The House of Orchids, and Other Poems
THE HOUSE OF ORCHIDS AND OTHER POEMS
BY GEORGE STERLING Author of “The Testimony of the Suns” and “A Wine of Wizardry”
A. M. ROBERTSON SAN FRANCISCO 1911 COPYRIGHT 1911 BY GEORGE STERLING Printed by The Stanley-Taylor Company San Francisco
TO MY WIFE
Duandon, king of Aetria’s farthest bound And lord of isles the sea is loud around, Beheld the crimson fountains of the dawn Bear up the lark, a foam of song, till drawn By some new sorrow in the ocean’s tone, Thither he fared, expectant and alone. Thither he fared, fresh from the sea of sleep, And all the balmy land was blossomed deep, Nor could one wander save on helpless flow’rs, Where Summer made a garland of the hours And bound it on the dew-dipt brow of Morn, Bent low above the meadow’s blossom-bourn. But past all peace of bowers rang the call And invocation of the billows’ fall, And, clean from kingdoms of the sapphire vast, The winds of ocean smote his brow at last. Afar he saw the eddying petrel sweep O’er reefs where hoarser roared the thwarted deep, And soon before his eyes, exultant, fain, Heavy with azure gleamed the investing main, And quick with pulsings of a distant storm, Strong as that music floating Troy to form.
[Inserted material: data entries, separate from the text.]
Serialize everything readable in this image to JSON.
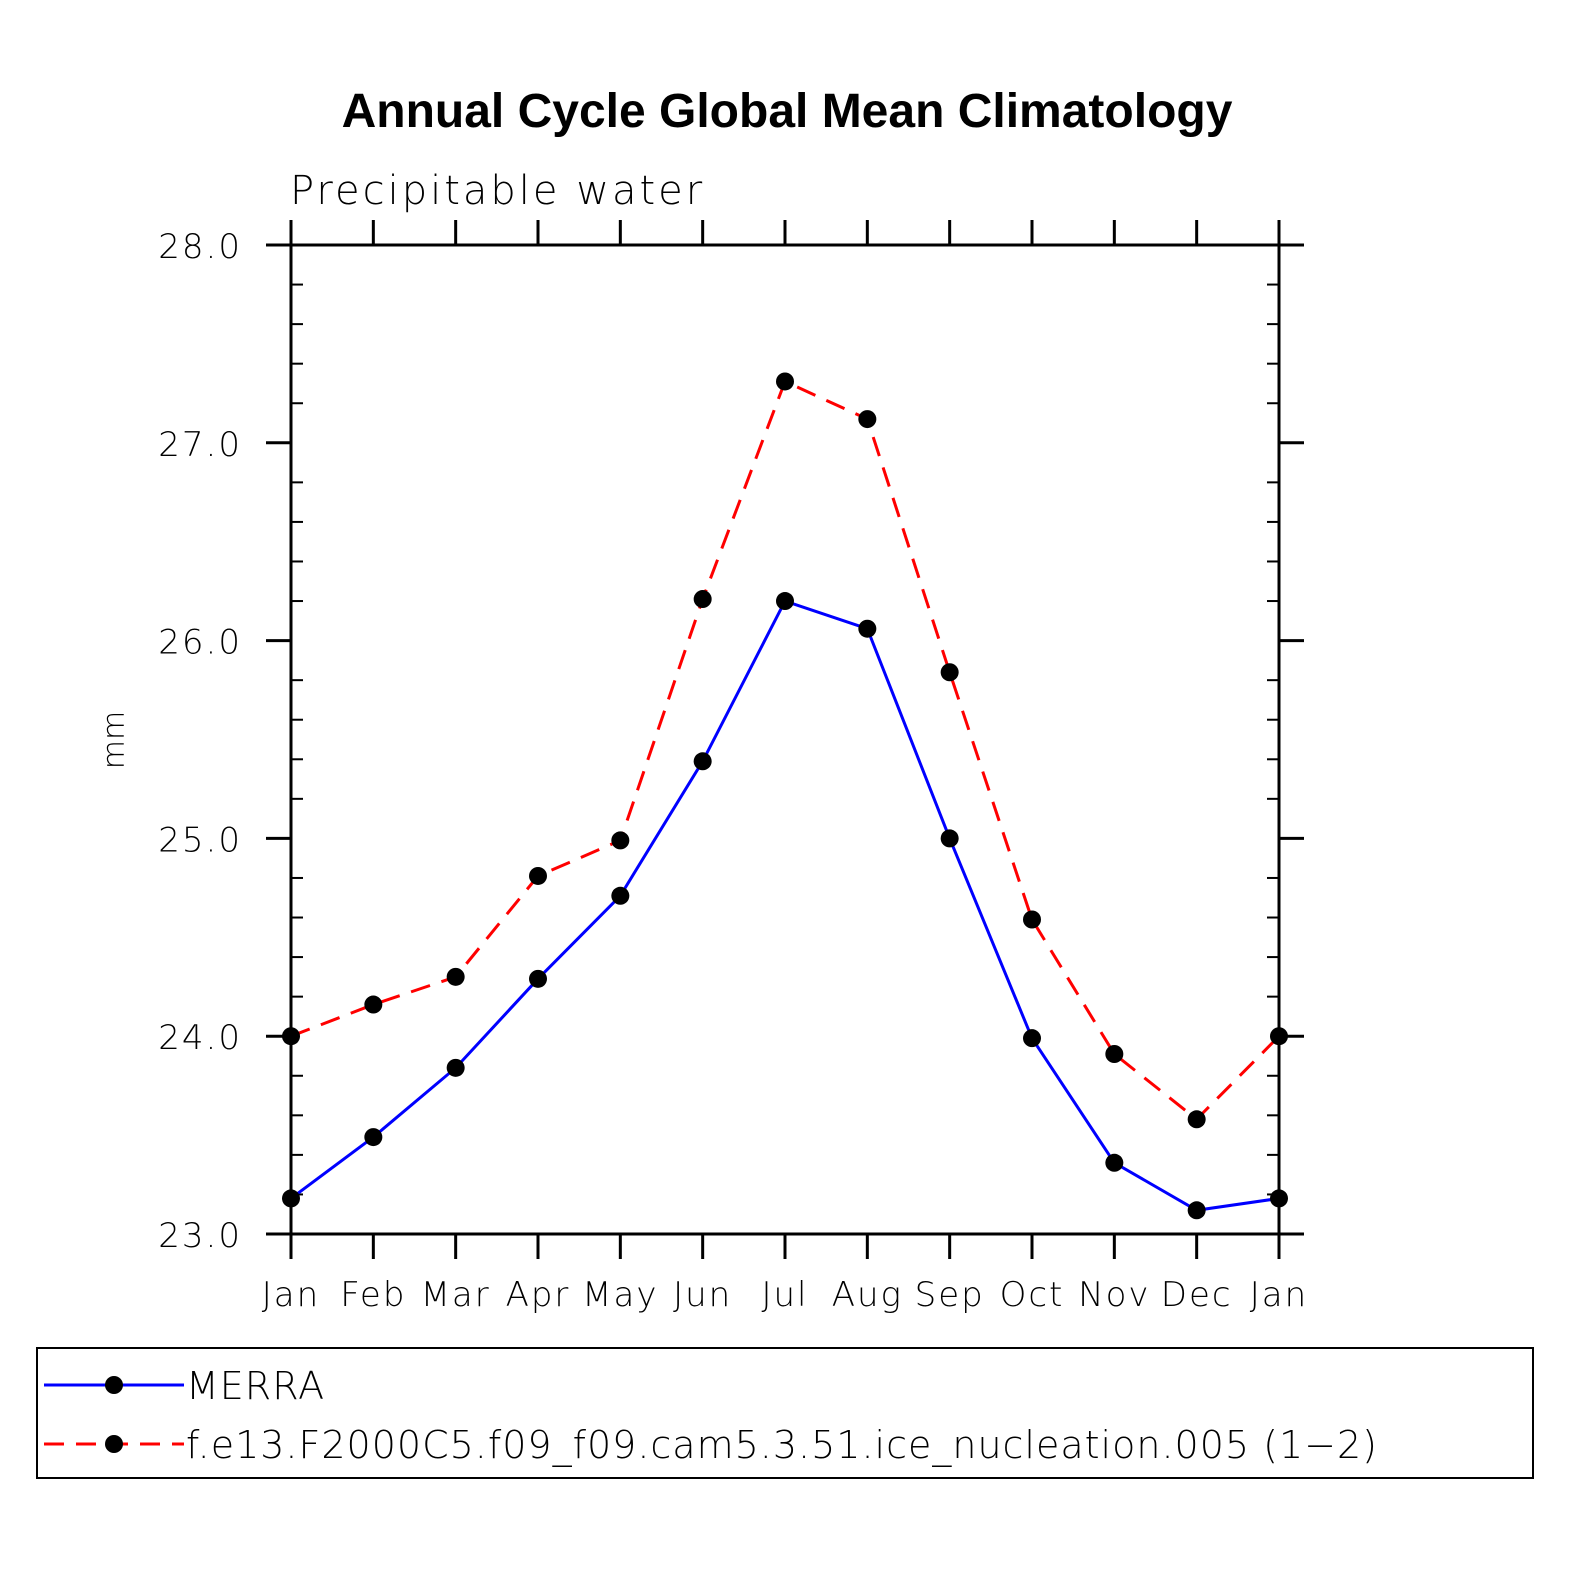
{
  "chart_data": {
    "type": "line",
    "title": "Annual Cycle Global Mean Climatology",
    "subtitle": "Precipitable water",
    "xlabel": "",
    "ylabel": "mm",
    "categories": [
      "Jan",
      "Feb",
      "Mar",
      "Apr",
      "May",
      "Jun",
      "Jul",
      "Aug",
      "Sep",
      "Oct",
      "Nov",
      "Dec",
      "Jan"
    ],
    "ylim": [
      23.0,
      28.0
    ],
    "yticks": [
      "23.0",
      "24.0",
      "25.0",
      "26.0",
      "27.0",
      "28.0"
    ],
    "ytick_values": [
      23.0,
      24.0,
      25.0,
      26.0,
      27.0,
      28.0
    ],
    "grid": false,
    "legend_position": "bottom",
    "series": [
      {
        "name": "MERRA",
        "color": "#0000ff",
        "dash": "solid",
        "values": [
          23.18,
          23.49,
          23.84,
          24.29,
          24.71,
          25.39,
          26.2,
          26.06,
          25.0,
          23.99,
          23.36,
          23.12,
          23.18
        ]
      },
      {
        "name": "f.e13.F2000C5.f09_f09.cam5.3.51.ice_nucleation.005 (1−2)",
        "color": "#ff0000",
        "dash": "dashed",
        "values": [
          24.0,
          24.16,
          24.3,
          24.81,
          24.99,
          26.21,
          27.31,
          27.12,
          25.84,
          24.59,
          23.91,
          23.58,
          24.0
        ]
      }
    ]
  }
}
Splendid the everlasting ocean shone As God’s blue robe upon a desert thrown; Landward he saw the sea-born breakers fare, Young as a wind and ancient as the air; August he saw the unending ranks uproll, With joy and wonder mastering the soul, With marvel on the hearing and the sight— Green fires, and billows tremulous with light, With shaken soul of light and shuddering blaze Of leaping emerald and cold chrysoprase,— The surge and suspiration of the sea, Great waters choral of eternity, — The mighty dirge that will not cease for day Nor all the stars’ invincible array,— The thunder that hath set, since Time began, Its sorrow in the lonely heart of man.